SAN FRANCISCO: Influencer marketing is no passing fad, at least not through the next year.
Thirty-nine percent of marketers are planning to up their influencer marketing budgets in 2018, says a U.S. study by influencer marketing platform Linqia.
Only 5% of respondents said they are planning to decrease their influencer marketing budgets. Out of the 86% of marketers surveyed who used influencer marketing in 2017, 92% found it to be effective.
For the study, called The State of Influencer Marketing 2018, 181 marketers were surveyed in November on how brands and agencies are using influencer marketing and how they plan to leverage the channel in 2018. This is the second year of the study.
Out of those surveyed, 30% said they will spend $25,000 to $50,000 per program; and 25% said they will spend $50,000 to $100,000 per program in 2018. The study noted that 46% of marketers run between two to five programs per year per brand and 31% run more than five programs per year per brand, with enterprises typically holding portfolios of dozens of brands.

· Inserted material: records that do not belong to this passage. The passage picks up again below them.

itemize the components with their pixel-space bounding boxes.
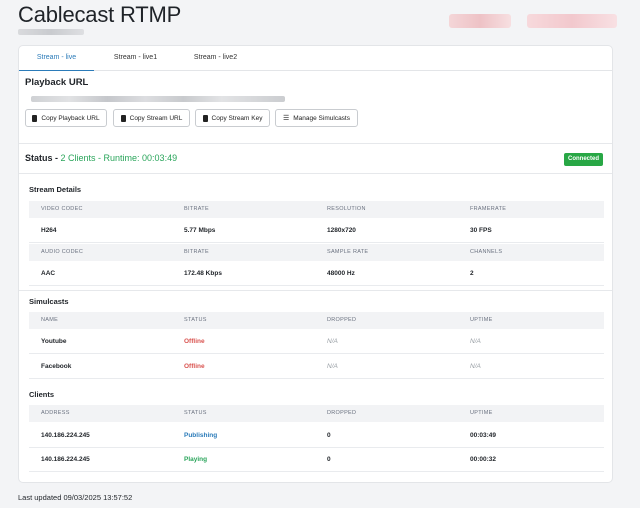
column-header: SAMPLE RATE xyxy=(327,249,369,255)
divider xyxy=(19,290,612,291)
stream-tabs: Stream - live Stream - live1 Stream - li… xyxy=(19,46,612,71)
table-row: 140.186.224.245 Playing 0 00:00:32 xyxy=(29,448,604,472)
clipboard-icon xyxy=(32,114,38,122)
stream-card: Stream - live Stream - live1 Stream - li… xyxy=(18,45,613,483)
divider xyxy=(19,173,612,174)
column-header: DROPPED xyxy=(327,410,357,416)
simulcast-uptime: N/A xyxy=(470,338,481,345)
clients-heading: Clients xyxy=(29,390,55,399)
stream-details-heading: Stream Details xyxy=(29,185,82,194)
simulcast-dropped: N/A xyxy=(327,338,338,345)
client-dropped: 0 xyxy=(327,456,331,463)
client-uptime: 00:03:49 xyxy=(470,432,497,439)
connected-badge: Connected xyxy=(564,153,603,166)
simulcast-status: Offline xyxy=(184,338,205,345)
simulcast-name: Youtube xyxy=(41,338,67,345)
table-row: Youtube Offline N/A N/A xyxy=(29,330,604,354)
status-summary: 2 Clients - Runtime: 00:03:49 xyxy=(60,153,178,163)
client-dropped: 0 xyxy=(327,432,331,439)
page-title: Cablecast RTMP xyxy=(18,2,182,27)
video-table-header: VIDEO CODEC BITRATE RESOLUTION FRAMERATE xyxy=(29,201,604,218)
simulcast-dropped: N/A xyxy=(327,363,338,370)
tab-stream-live[interactable]: Stream - live xyxy=(19,46,94,71)
clipboard-icon xyxy=(120,114,126,122)
video-bitrate-value: 5.77 Mbps xyxy=(184,227,216,234)
audio-bitrate-value: 172.48 Kbps xyxy=(184,270,222,277)
client-status: Playing xyxy=(184,456,208,463)
column-header: AUDIO CODEC xyxy=(41,249,84,255)
table-row: 140.186.224.245 Publishing 0 00:03:49 xyxy=(29,424,604,448)
tab-stream-live1[interactable]: Stream - live1 xyxy=(113,54,158,61)
copy-playback-url-button[interactable]: Copy Playback URL xyxy=(25,109,107,127)
channels-value: 2 xyxy=(470,270,474,277)
client-address: 140.186.224.245 xyxy=(41,432,90,439)
list-icon: ☰ xyxy=(282,114,290,122)
tab-stream-live2[interactable]: Stream - live2 xyxy=(193,54,238,61)
manage-simulcasts-label: Manage Simulcasts xyxy=(293,114,350,122)
clipboard-icon xyxy=(202,114,208,122)
video-codec-value: H264 xyxy=(41,227,57,234)
table-row: AAC 172.48 Kbps 48000 Hz 2 xyxy=(29,262,604,286)
divider xyxy=(19,143,612,144)
status-line: Status - 2 Clients - Runtime: 00:03:49 xyxy=(25,153,177,163)
redacted-header-item xyxy=(449,14,511,28)
playback-url-heading: Playback URL xyxy=(25,77,89,88)
simulcasts-table-header: NAME STATUS DROPPED UPTIME xyxy=(29,312,604,329)
redacted-playback-url xyxy=(31,96,285,102)
copy-stream-key-button[interactable]: Copy Stream Key xyxy=(195,109,270,127)
copy-stream-url-label: Copy Stream URL xyxy=(129,114,183,122)
clients-table-header: ADDRESS STATUS DROPPED UPTIME xyxy=(29,405,604,422)
copy-stream-key-label: Copy Stream Key xyxy=(211,114,263,122)
copy-playback-url-label: Copy Playback URL xyxy=(41,114,100,122)
column-header: CHANNELS xyxy=(470,249,503,255)
column-header: RESOLUTION xyxy=(327,206,366,212)
table-row: H264 5.77 Mbps 1280x720 30 FPS xyxy=(29,219,604,243)
client-uptime: 00:00:32 xyxy=(470,456,497,463)
sample-rate-value: 48000 Hz xyxy=(327,270,355,277)
redacted-header-item xyxy=(527,14,617,28)
column-header: BITRATE xyxy=(184,249,209,255)
simulcast-uptime: N/A xyxy=(470,363,481,370)
column-header: STATUS xyxy=(184,317,207,323)
manage-simulcasts-button[interactable]: ☰ Manage Simulcasts xyxy=(275,109,358,127)
copy-stream-url-button[interactable]: Copy Stream URL xyxy=(113,109,190,127)
simulcasts-heading: Simulcasts xyxy=(29,297,69,306)
column-header: UPTIME xyxy=(470,317,493,323)
client-address: 140.186.224.245 xyxy=(41,456,90,463)
status-label: Status - xyxy=(25,153,61,163)
column-header: UPTIME xyxy=(470,410,493,416)
column-header: FRAMERATE xyxy=(470,206,507,212)
audio-codec-value: AAC xyxy=(41,270,56,277)
redacted-subtitle xyxy=(18,29,84,35)
table-row: Facebook Offline N/A N/A xyxy=(29,355,604,379)
column-header: DROPPED xyxy=(327,317,357,323)
last-updated: Last updated 09/03/2025 13:57:52 xyxy=(18,493,133,502)
column-header: ADDRESS xyxy=(41,410,70,416)
simulcast-status: Offline xyxy=(184,363,205,370)
framerate-value: 30 FPS xyxy=(470,227,492,234)
audio-table-header: AUDIO CODEC BITRATE SAMPLE RATE CHANNELS xyxy=(29,244,604,261)
simulcast-name: Facebook xyxy=(41,363,72,370)
client-status: Publishing xyxy=(184,432,218,439)
column-header: STATUS xyxy=(184,410,207,416)
resolution-value: 1280x720 xyxy=(327,227,356,234)
column-header: NAME xyxy=(41,317,59,323)
column-header: VIDEO CODEC xyxy=(41,206,83,212)
column-header: BITRATE xyxy=(184,206,209,212)
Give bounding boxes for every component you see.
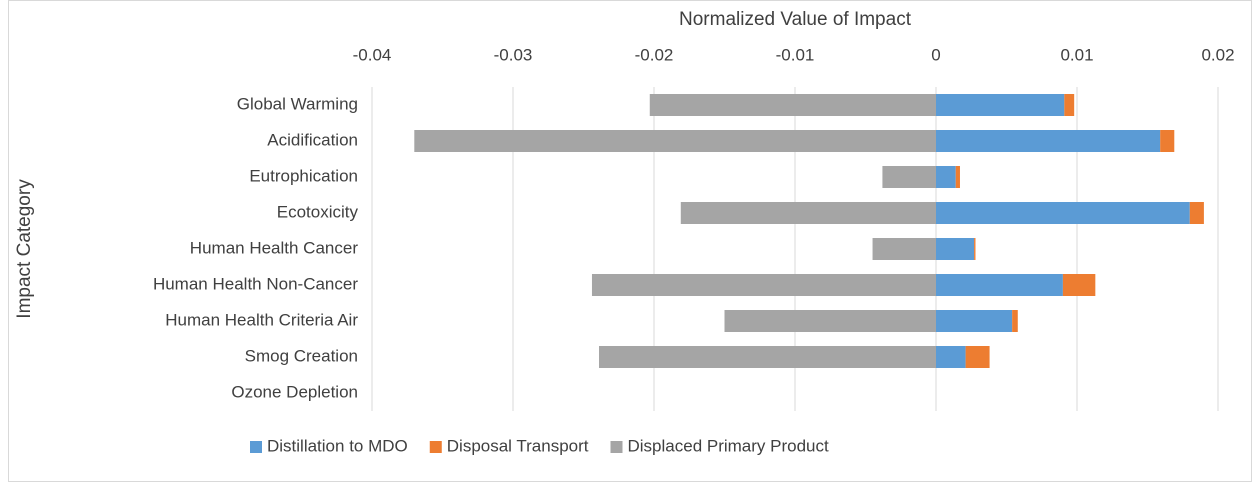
axis-title: Normalized Value of Impact [679,9,912,30]
legend-swatch [429,441,442,453]
bar [649,94,936,116]
bar [1062,274,1096,296]
bar [936,238,975,260]
bar [936,346,966,368]
y-axis-title: Impact Category [14,179,35,319]
x-tick-label: 0.02 [1201,45,1234,64]
x-tick-label: -0.04 [353,45,392,64]
bar [680,202,936,224]
legend-label: Distillation to MDO [267,436,408,455]
y-tick-label: Smog Creation [245,346,358,365]
bar [1189,202,1204,224]
x-tick-label: -0.01 [776,45,815,64]
y-tick-label: Eutrophication [249,166,358,185]
y-tick-label: Human Health Criteria Air [165,310,358,329]
bar [936,166,956,188]
x-tick-label: -0.03 [494,45,533,64]
x-tick-label: -0.02 [635,45,674,64]
bar [882,166,936,188]
bar [1012,310,1018,332]
legend-swatch [250,441,262,453]
bar [591,274,936,296]
x-tick-label: 0.01 [1060,45,1093,64]
bar [872,238,936,260]
x-tick-label: 0 [931,45,940,64]
bar [965,346,990,368]
y-tick-label: Human Health Non-Cancer [153,274,358,293]
bar [974,238,976,260]
y-tick-label: Acidification [267,130,358,149]
legend-swatch [610,441,623,453]
bar [936,94,1065,116]
bar [414,130,936,152]
bar [724,310,936,332]
bar [599,346,936,368]
bar [1160,130,1175,152]
bar [955,166,960,188]
legend-label: Disposal Transport [447,436,589,455]
bar [936,274,1063,296]
bar [936,130,1161,152]
bar [936,202,1190,224]
y-tick-label: Human Health Cancer [190,238,359,257]
bar [936,310,1013,332]
y-tick-label: Ozone Depletion [231,382,358,401]
y-tick-label: Global Warming [237,94,358,113]
legend-label: Displaced Primary Product [628,436,830,455]
bar [1064,94,1075,116]
chart-border [8,0,1252,482]
y-tick-label: Ecotoxicity [277,202,359,221]
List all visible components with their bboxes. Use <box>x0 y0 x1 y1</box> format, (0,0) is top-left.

Last year, the concept of influencer marketing was new, and the industry was just beginning to find its footing and throw money at the notion. The industry has since matured and is starting to stabilize, said Kristin Hersant, VP of marketing at Linqia.

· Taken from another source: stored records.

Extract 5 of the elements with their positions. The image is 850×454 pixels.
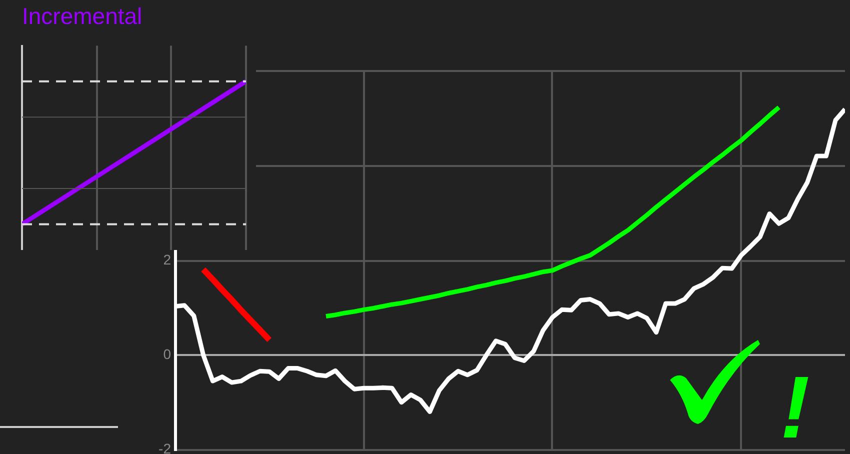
chart-title: Incremental (22, 3, 142, 30)
annotation: ! (780, 358, 810, 454)
y-tick-label: -2 (158, 440, 172, 454)
y-tick-label: 2 (163, 251, 172, 268)
y-tick-label: 0 (163, 346, 172, 362)
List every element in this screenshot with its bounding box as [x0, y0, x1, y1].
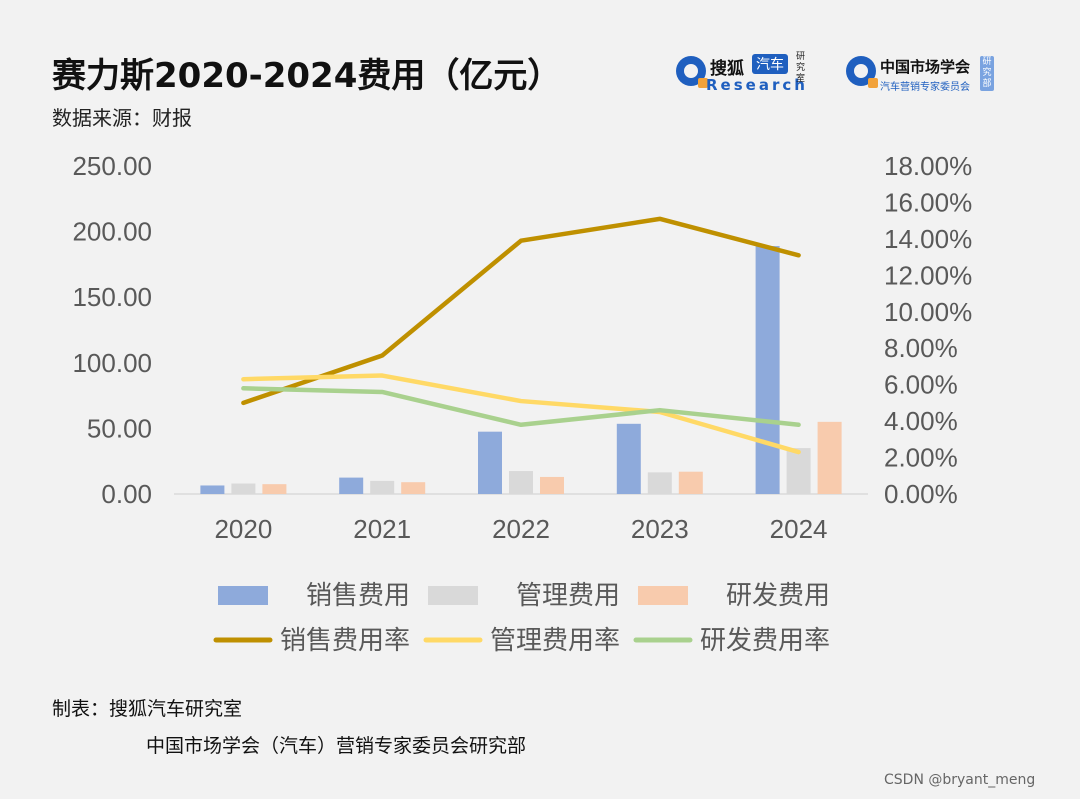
- bar-rd-expense: [540, 476, 564, 494]
- y-right-tick-label: 12.00%: [884, 260, 972, 290]
- bar-admin-expense: [786, 448, 811, 494]
- legend-label-line: 销售费用率: [280, 625, 410, 655]
- x-tick-label: 2021: [353, 514, 411, 544]
- y-right-tick-label: 6.00%: [884, 370, 958, 400]
- cma-logo: 中国市场学会 汽车营销专家委员会 研究部: [846, 50, 1006, 94]
- y-right-tick-label: 8.00%: [884, 333, 958, 363]
- footer-credit-2: 中国市场学会（汽车）营销专家委员会研究部: [146, 735, 527, 757]
- legend-swatch-bar: [638, 586, 688, 605]
- bar-rd-expense: [401, 482, 426, 494]
- y-right-tick-label: 14.00%: [884, 224, 972, 254]
- sohu-research-logo: 搜狐 汽车 Research 研究室: [676, 50, 816, 94]
- bar-admin-expense: [509, 471, 533, 494]
- bar-rd-expense: [817, 421, 842, 494]
- legend-label-bar: 销售费用: [306, 580, 410, 610]
- y-left-tick-label: 100.00: [72, 348, 152, 378]
- footer-credit-1: 制表：搜狐汽车研究室: [52, 698, 243, 720]
- admin-rate-line: [241, 373, 801, 455]
- y-right-tick-label: 2.00%: [884, 443, 958, 473]
- watermark: CSDN @bryant_meng: [884, 772, 1036, 788]
- y-right-tick-label: 0.00%: [884, 479, 958, 509]
- chart-title: 赛力斯2020-2024费用（亿元）: [52, 56, 562, 96]
- cma-logo-name: 中国市场学会: [880, 58, 971, 76]
- bar-admin-expense: [231, 483, 256, 494]
- bar-rd-expense: [678, 471, 703, 494]
- data-source: 数据来源：财报: [52, 106, 192, 130]
- y-right-tick-label: 10.00%: [884, 297, 972, 327]
- cma-logo-icon: [846, 56, 878, 88]
- bar-sales-expense: [616, 423, 641, 494]
- expense-chart: 0.00 50.00 100.00 150.00 200.00 250.00 0.00% 2.…: [72, 151, 972, 655]
- legend-swatch-bar: [428, 586, 478, 605]
- legend-label-bar: 研发费用: [726, 580, 830, 610]
- cma-logo-sub: 汽车营销专家委员会: [880, 82, 970, 93]
- bar-sales-expense: [200, 485, 225, 494]
- x-tick-label: 2023: [631, 514, 689, 544]
- bar-sales-expense: [755, 246, 780, 494]
- legend-label-bar: 管理费用: [516, 580, 620, 610]
- legend-label-line: 研发费用率: [700, 625, 830, 655]
- y-left-tick-label: 0.00: [101, 479, 152, 509]
- y-right-tick-label: 18.00%: [884, 151, 972, 181]
- sohu-logo-icon: [676, 56, 708, 88]
- y-right-tick-label: 16.00%: [884, 187, 972, 217]
- bar-admin-expense: [370, 480, 395, 494]
- sales-rate-line: [241, 216, 801, 406]
- x-tick-label: 2024: [770, 514, 828, 544]
- bar-rd-expense: [262, 484, 287, 494]
- rd-rate-line: [241, 386, 801, 428]
- legend-label-line: 管理费用率: [490, 625, 620, 655]
- x-tick-label: 2020: [214, 514, 272, 544]
- legend-swatch-bar: [218, 586, 268, 605]
- bar-admin-expense: [647, 472, 672, 494]
- y-left-tick-label: 250.00: [72, 151, 152, 181]
- sohu-logo-research: Research: [706, 76, 808, 94]
- bar-sales-expense: [478, 431, 502, 494]
- bar-sales-expense: [339, 477, 364, 494]
- y-left-tick-label: 50.00: [87, 413, 152, 443]
- y-left-tick-label: 150.00: [72, 282, 152, 312]
- y-left-tick-label: 200.00: [72, 217, 152, 247]
- x-tick-label: 2022: [492, 514, 550, 544]
- sohu-logo-side: 研究室: [796, 52, 806, 84]
- cma-logo-side: 研究部: [980, 56, 994, 91]
- sohu-logo-badge: 汽车: [752, 54, 788, 74]
- sohu-logo-name: 搜狐: [710, 59, 744, 79]
- y-right-tick-label: 4.00%: [884, 406, 958, 436]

"Marketers are starting to measure the effectiveness of [influencer] programs using mid- to lower-funnel metrics, as opposed to high-level metrics like reach and engagement," she explained.

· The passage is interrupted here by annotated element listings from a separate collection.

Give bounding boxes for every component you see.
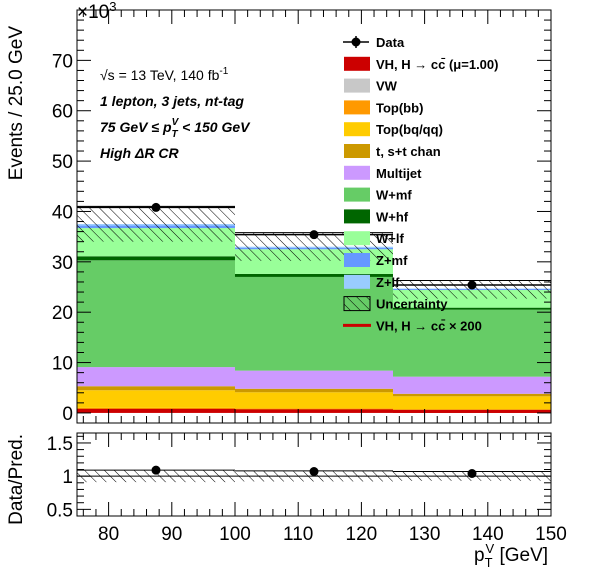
x-tick-labels: 80 90 100 110 120 130 140 150 (98, 524, 567, 545)
data-point-bin1 (309, 230, 319, 240)
legend-marker-data (351, 37, 361, 47)
stack-bar-w-mf-bin0 (77, 260, 235, 368)
main-ytick-label: 50 (52, 152, 73, 173)
data-point-bin2 (467, 280, 477, 290)
ratio-ytick-label: 1 (62, 467, 73, 488)
legend-swatch-vh-h-cc-1-00- (344, 56, 370, 71)
main-x-axis (82, 10, 552, 423)
legend-swatch-uncertainty (343, 296, 371, 312)
main-ytick-label: 30 (52, 253, 73, 274)
stack-bar-top-bb--bin1 (235, 408, 393, 410)
legend-swatch-z-mf (344, 253, 370, 267)
stack-bar-t-s-t-chan-bin1 (235, 388, 393, 393)
ratio-x-axis (82, 433, 552, 516)
main-ytick-label: 60 (52, 102, 73, 123)
legend-label-z-mf: Z+mf (376, 253, 408, 268)
stack-bar-top-bq-qq--bin1 (235, 392, 393, 409)
data-point-bin0 (151, 202, 161, 212)
xtick-label: 100 (219, 524, 251, 545)
ratio-point-bin1 (309, 467, 319, 477)
legend-label-w-hf: W+hf (376, 209, 409, 224)
main-y-axis: 0 10 20 30 40 50 60 70 (52, 19, 551, 425)
annotation-ptv-range: 75 GeV ≤ pTV < 150 GeV (100, 117, 251, 140)
ratio-point-bin2 (467, 469, 477, 479)
legend-swatch-multijet (344, 165, 370, 180)
stack-bar-w-hf-bin1 (235, 273, 393, 277)
legend-swatch-w-hf (344, 209, 370, 224)
legend-label-w-mf: W+mf (376, 188, 412, 203)
stack-bar-w-mf-bin2 (393, 309, 551, 377)
annotation-energy: √s = 13 TeV, 140 fb-1 (100, 66, 229, 83)
legend-swatch-top-bb- (344, 100, 370, 115)
main-ytick-label: 10 (52, 354, 73, 375)
stack-bar-w-hf-bin2 (393, 307, 551, 310)
xtick-label: 110 (283, 524, 313, 545)
xtick-label: 140 (472, 524, 504, 545)
legend-label-top-bq-qq-: Top(bq/qq) (376, 122, 443, 137)
exponent-label: ×103 (77, 0, 116, 23)
ratio-ytick-label: 1.5 (47, 434, 73, 455)
legend-label-t-s-t-chan: t, s+t chan (376, 144, 441, 159)
main-ytick-label: 40 (52, 202, 73, 223)
stack-bar-top-bq-qq--bin0 (77, 390, 235, 408)
legend-label-z-lf: Z+lf (376, 275, 400, 290)
stack-bar-top-bb--bin0 (77, 407, 235, 410)
legend-swatch-w-lf (344, 231, 370, 246)
main-ytick-label: 0 (62, 404, 73, 425)
legend-swatch-z-lf (344, 274, 370, 289)
legend: Data VH, H → cc̄ (μ=1.00) VW Top(bb) Top(bq/… (343, 35, 498, 333)
main-ytick-label: 70 (52, 51, 73, 72)
stack-bar-t-s-t-chan-bin2 (393, 393, 551, 397)
annotation-cr: High ΔR CR (100, 145, 180, 161)
legend-label-data: Data (376, 35, 405, 50)
legend-swatch-w-mf (344, 187, 370, 202)
ratio-point-bin0 (151, 465, 161, 475)
xtick-label: 80 (98, 524, 119, 545)
legend-label-w-lf: W+lf (376, 231, 404, 246)
main-frame (76, 9, 552, 424)
stack-bar-top-bq-qq--bin2 (393, 396, 551, 410)
stack-bar-multijet-bin2 (393, 376, 551, 394)
stack-bar-t-s-t-chan-bin0 (77, 386, 235, 391)
stack-bar-w-hf-bin0 (77, 256, 235, 261)
stack-bar-w-mf-bin1 (235, 276, 393, 371)
xtick-label: 120 (346, 524, 378, 545)
legend-label-multijet: Multijet (376, 166, 422, 181)
main-y-title: Events / 25.0 GeV (6, 26, 27, 181)
stack-bar-multijet-bin0 (77, 367, 235, 387)
xtick-label: 90 (161, 524, 182, 545)
legend-swatch-vw (344, 78, 370, 93)
ratio-frame (76, 432, 552, 517)
xtick-label: 150 (535, 524, 567, 545)
legend-label-vh-h-cc-200: VH, H → cc̄ × 200 (376, 318, 482, 333)
legend-label-vw: VW (376, 79, 398, 94)
ratio-y-title: Data/Pred. (6, 434, 27, 525)
legend-label-uncertainty: Uncertainty (376, 297, 448, 312)
x-axis-title: pTV [GeV] (474, 541, 548, 570)
ratio-ytick-label: 0.5 (47, 500, 73, 521)
legend-swatch-t-s-t-chan (344, 144, 370, 158)
stack-bar-top-bb--bin2 (393, 409, 551, 411)
main-ytick-label: 20 (52, 303, 73, 324)
legend-label-vh-h-cc-1-00-: VH, H → cc̄ (μ=1.00) (376, 57, 498, 72)
legend-swatch-top-bq-qq- (344, 122, 370, 137)
stack-bar-multijet-bin1 (235, 370, 393, 389)
ratio-y-axis: 0.5 1 1.5 (47, 434, 551, 521)
annotation-region: 1 lepton, 3 jets, nt-tag (100, 93, 244, 109)
xtick-label: 130 (409, 524, 441, 545)
stack-group (77, 224, 551, 413)
uncertainty-band-bin0 (77, 206, 235, 242)
legend-label-top-bb-: Top(bb) (376, 100, 423, 115)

As a result of the increasing budget size, ownership of these programs has shifted. Last year, said Hersant, it was owned by a mix of advertising agencies, comms, brand marketing, and shopper marketing, while this year the study showed that advertising and media teams are taking more responsibility for influencer marketing.
Instagram is seen by 92% of marketers as the most important social network for influencer marketing in 2018, followed by Facebook (77%). At 71%, blogs are third, up from 48% last year. Meanwhile, 50% of marketers report that Snapchat will be the least important social network for influencer marketing in 2018, in line with recent news about influencers leaving the platform in favor of Instagram Stories.
"There has been a lot of talk about blogs being dead, but the survey [shows] there is a real need for long form educational content, whether that be a video or blog post to educate and inspire consumers in a way that will ultimately drive action," said Hersant.
When asked which influencer marketing trends they plan to adopt in 2018, 52% of marketers cited running influencer marketing programs that leverage multiple types of influencers, such as celebrities, top-tier, and micro-influencers, as part of an integrated strategy.
"A lot of marketers across all functions are starting to take the content and leverage it beyond the scope of the original program in order to drive more effectiveness from those additional digital programs," added Hersant.
The study found that 44% plan to use influencer content to improve the performance of other digital channels, and 36% of marketers plan to integrate influencer content with e-commerce to drive product sales.
In addition, 81% of those surveyed are using influencer content in other channels, with 51% reporting that it outperforms brand-created content. Of those that haven’t tested influencer content against brand created content yet, 59% plan to do so.
Although influencer marketing remains popular, determining the ROI of a campaign that uses influencers is seen as a top challenge by 76% of marketers.
"We are seeing a trend for influencer marketing and the content to be benchmarked against other media metrics and media investments that go hand-in-hand with the content repurposing," said Maria Sipka, cofounder and president of Linqia. "It is extending the metric beyond just the original or organic results that a program is driving and how can that content perform in other channels."
Following Facebook’s recent move into branded content, 42% of marketers ranked changing social network algorithms as their second biggest challenge in 2018.
"Facebook and Instagram are starting to significantly reduce the organic reach of the content, which means budgets need to be placed into promoting and boosting that content," advised Sipka.
Another issue with influencer marketing programs, noted Sipka, is they require extensive hours. Of those surveyed, 35% are looking to cut down that time.
At this time, 41% of marketers partner with a managed service or turn-key provider to run their influencer marketing programs; 19% manage their influencer marketing programs in-house; and 18% rely on their agencies. Meanwhile, 14% use a mix of providers while only 7% choose to manage their influencer marketing programs with self-service platform, according to the report.